Dolan-Mullen P, Ramírez G, Groff J Y
Center for Health Promotion Research and Development, University of Texas School of Public Health, Houston 77225.
Am J Obstet Gynecol. 1994 Nov;171(5):1328-34. doi: 10.1016/0002-9378(94)90156-2.
Our purpose was to assess the effect of prenatal smoking interventions on rates of smoking cessation and low birth weight.
We used a meta-analysis model to compare and summarize smoking cessation and low birth weight outcomes with the risk ratio used as a common metric. We located 11 randomized, controlled trials with objective validation of smoking status; four of these studies also measured rates of low birth weight.

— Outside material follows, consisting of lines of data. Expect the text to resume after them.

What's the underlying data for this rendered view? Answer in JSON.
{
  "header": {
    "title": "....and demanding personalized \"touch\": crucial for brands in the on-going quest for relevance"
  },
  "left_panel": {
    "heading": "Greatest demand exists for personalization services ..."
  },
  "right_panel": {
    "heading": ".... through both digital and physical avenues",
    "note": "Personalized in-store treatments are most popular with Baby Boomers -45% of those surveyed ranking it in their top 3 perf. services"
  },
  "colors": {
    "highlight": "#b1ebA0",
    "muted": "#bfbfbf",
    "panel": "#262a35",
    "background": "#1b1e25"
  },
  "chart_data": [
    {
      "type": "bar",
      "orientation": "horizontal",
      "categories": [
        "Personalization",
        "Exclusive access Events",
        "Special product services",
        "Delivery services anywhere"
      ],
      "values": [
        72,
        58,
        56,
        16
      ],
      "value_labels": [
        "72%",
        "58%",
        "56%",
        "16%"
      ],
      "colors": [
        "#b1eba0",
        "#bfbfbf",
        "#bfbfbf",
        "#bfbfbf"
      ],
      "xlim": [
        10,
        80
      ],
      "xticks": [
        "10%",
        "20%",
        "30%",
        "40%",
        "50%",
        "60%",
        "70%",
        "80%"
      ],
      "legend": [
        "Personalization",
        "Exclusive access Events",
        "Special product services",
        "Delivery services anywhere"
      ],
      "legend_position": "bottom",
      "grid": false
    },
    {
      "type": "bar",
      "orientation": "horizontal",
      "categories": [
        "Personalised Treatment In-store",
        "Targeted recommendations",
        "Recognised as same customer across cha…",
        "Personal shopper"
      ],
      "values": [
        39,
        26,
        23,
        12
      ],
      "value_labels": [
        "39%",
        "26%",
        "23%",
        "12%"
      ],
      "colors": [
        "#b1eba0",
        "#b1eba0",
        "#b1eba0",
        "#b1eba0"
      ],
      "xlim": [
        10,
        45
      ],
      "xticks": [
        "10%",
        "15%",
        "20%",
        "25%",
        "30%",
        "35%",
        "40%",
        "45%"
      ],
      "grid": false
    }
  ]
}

Risk ratios for smoking cessation ranged from 0.9 to 7.1. The combined risk ratio for the homogeneous group of 10 studies was 1.50 (95% confidence interval 1.22 to 1.86) after the outlier study with a risk ratio of 7.1 was excluded. This was a 50% increase in smoking cessation. Low birth weight risk ratios of 0.6 for two studies that achieved a 50% increase in cessation suggested that the incidence of low birth weight was decreased.
Prenatal smoking cessation interventions increase rates of smoking cessation during pregnancy, and there is evidence that they reduce the incidence of low birth weight.
我们的目的是评估产前吸烟干预对戒烟率和低出生体重发生率的影响。
我们使用荟萃分析模型,以风险比作为共同指标来比较和总结戒烟及低出生体重的结果。我们找到了11项对吸烟状况进行客观验证的随机对照试验;其中四项研究还测量了低出生体重发生率。
戒烟的风险比在0.9至7.1之间。在排除风险比为7.1的异常研究后,10项同类研究的合并风险比为1.50(95%置信区间1.22至1.86)。这表明戒烟率提高了50%。两项戒烟率提高了50%的研究中,低出生体重风险比为0.6,这表明低出生体重的发生率有所降低。
产前戒烟干预可提高孕期戒烟率,且有证据表明这些干预可降低低出生体重的发生率。